Il leader della nuova Siria, Abu Mohammad al-Jolani, ha promesso di proteggere le minoranze nel Paese e, sottolineando il valore della coesistenza, assicura di essere già al lavoro.
(Keystone-ATS) L’annuncio del leader della coalizione HTS che ha rovesciato il regime di Bashar Al Assad mira a rassicurare la comunità internazionale ed è arrivato nel corso dell’incontro a Damasco con Hakan Fidan, ministro degli esteri della Turchia, il Paese che ha sostenuto la sua avanzata sulla capitale siriana.
Un faccia a faccia durante il quale al-Jolani ha garantito che tutte le armi presenti nel Paese passeranno sotto il controllo dello Stato, comprese quelle detenute dalle forze a guida curda, invise ad Ankara. Le “fazioni armate cominceranno ad annunciare il loro scioglimento e ad entrare” nell’esercito, ha chiosato nel corso della conferenza stampa.
Nominata prima funzionaria donna
Il nuovo corso politico che la Siria mostra di voler intraprendere comprende anche l’entrata in scena di una donna, Aisha al-Dibs, nominata capo dell’ufficio per gli affari delle donne nell’amministrazione provvisoria del Paese, istituita dopo la caduta del regime. Dibs diventa così la prima funzionaria donna di alto livello selezionata nella nuova compagine politico-governativa di Damasco. Dibs, che in precedenza ha lavorato nel campo degli aiuti umanitari, si è descritta sul suo account sui social media come “un’attivista concentrata sullo sviluppo delle donne e sul lavoro umanitario”. “In questo ufficio siamo progressisti per quanto riguarda le opportunità delle donne”, ha affermato ad Al Jazeera.
Un cambio di prospettiva dopo che nei giorni scorsi erano scese in piazza a Damasco centinaia di persone, nel timore che la Siria diventi uno Stato confessionale e per chiedere maggiori diritti per le donne.
“Revocare sanzioni il prima possibile”
A corredo del riavvicinamento tra Turchia e Siria, a lungo rimaste nemiche sotto la guida di Assad, la richiesta del ministro Fidan di revocare le sanzioni internazionali contro Damasco “il prima possibile” per consentire al Paese di rimettersi in piedi e ai rifugiati di tornare a casa.
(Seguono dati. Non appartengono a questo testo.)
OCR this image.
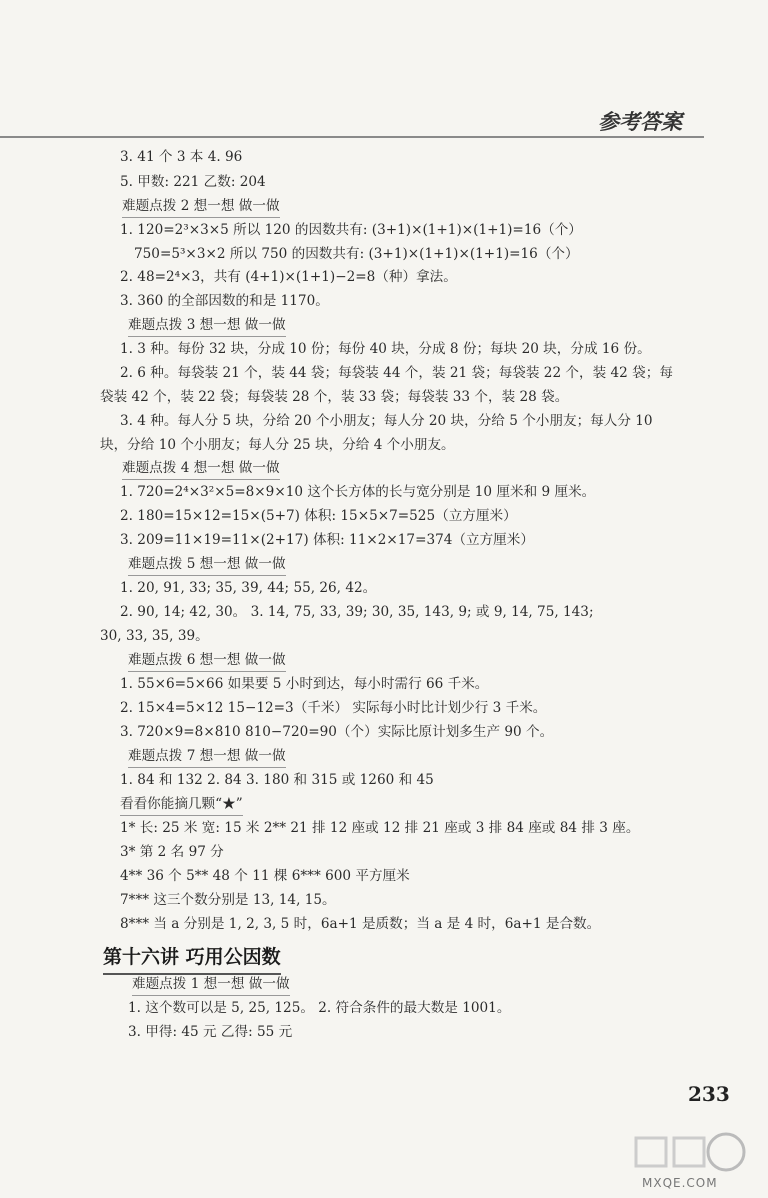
参考答案
3. 41 个 3 本 4. 96
5. 甲数: 221 乙数: 204
难题点拨 2 想一想 做一做
1. 120=2³×3×5 所以 120 的因数共有: (3+1)×(1+1)×(1+1)=16（个）
750=5³×3×2 所以 750 的因数共有: (3+1)×(1+1)×(1+1)=16（个）
2. 48=2⁴×3，共有 (4+1)×(1+1)−2=8（种）拿法。
3. 360 的全部因数的和是 1170。
难题点拨 3 想一想 做一做
1. 3 种。每份 32 块，分成 10 份；每份 40 块，分成 8 份；每块 20 块，分成 16 份。
2. 6 种。每袋装 21 个，装 44 袋；每袋装 44 个，装 21 袋；每袋装 22 个，装 42 袋；每
袋装 42 个，装 22 袋；每袋装 28 个，装 33 袋；每袋装 33 个，装 28 袋。
3. 4 种。每人分 5 块，分给 20 个小朋友；每人分 20 块，分给 5 个小朋友；每人分 10
块，分给 10 个小朋友；每人分 25 块，分给 4 个小朋友。
难题点拨 4 想一想 做一做
1. 720=2⁴×3²×5=8×9×10 这个长方体的长与宽分别是 10 厘米和 9 厘米。
2. 180=15×12=15×(5+7) 体积: 15×5×7=525（立方厘米）
3. 209=11×19=11×(2+17) 体积: 11×2×17=374（立方厘米）
难题点拨 5 想一想 做一做
1. 20, 91, 33; 35, 39, 44; 55, 26, 42。
2. 90, 14; 42, 30。 3. 14, 75, 33, 39; 30, 35, 143, 9; 或 9, 14, 75, 143;
30, 33, 35, 39。
难题点拨 6 想一想 做一做
1. 55×6=5×66 如果要 5 小时到达，每小时需行 66 千米。
2. 15×4=5×12 15−12=3（千米） 实际每小时比计划少行 3 千米。
3. 720×9=8×810 810−720=90（个）实际比原计划多生产 90 个。
难题点拨 7 想一想 做一做
1. 84 和 132 2. 84 3. 180 和 315 或 1260 和 45
看看你能摘几颗“★”
1* 长: 25 米 宽: 15 米 2** 21 排 12 座或 12 排 21 座或 3 排 84 座或 84 排 3 座。
3* 第 2 名 97 分
4** 36 个 5** 48 个 11 棵 6*** 600 平方厘米
7*** 这三个数分别是 13, 14, 15。
8*** 当 a 分别是 1, 2, 3, 5 时，6a+1 是质数；当 a 是 4 时，6a+1 是合数。
难题点拨 1 想一想 做一做
1. 这个数可以是 5, 25, 125。 2. 符合条件的最大数是 1001。
3. 甲得: 45 元 乙得: 55 元
第十六讲 巧用公因数
233
MXQE.COM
Il ministro turco si è poi tolto qualche sassolino dalla scarpa, riferendosi al sostegno degli Stati Uniti ai combattenti curdi in Siria che Ankara associa al suo nemico interno fuorilegge, il Partito dei lavoratori del Kurdistan: Trump capirà da che parte stare, ha detto Fidan. “Quando si considerano gli interessi dell’America, quando si fa un calcolo per vedere se è più importante la Turchia o un’organizzazione terroristica come il PKK, Trump capisce immediatamente l’equazione”, ha spiegato il ministro di Erdogan.
La minaccia dell’Iran
A contrapporsi all’asse fra Ankara e Damasco c’è l’Iran sciita – alleato storico del regime Baath – che per bocca della sua guida suprema, Ali Khamenei ha avvertito al-Jolani che avrà i giorni contati. L’ayatollah ha descritto come un “gruppo di rivoltosi” i militanti islamici ora al potere, auspicando che “il gruppo sarà sconfitto dai giovani siriani”. Loro “sono saliti al potere in Siria con l’aiuto e le cospirazioni degli Stati stranieri”, e hanno anche “abusato della debolezza interna della Siria e creato caos e insicurezza in questo Paese – ha avvertito Khamenei -, ma presto emergerà in Siria un gruppo forte e onorevole che, a Dio piacendo, li supererà”. Dal canto suo al-Jolani, incontrando una delegazione libanese guidata dal leader druso Walid Jumblatt, ha assicurato che la nuova Siria – slegata da Teheran, non eserciterà più un’influenza “negativa” in Libano e ne rispetterà la sovranità.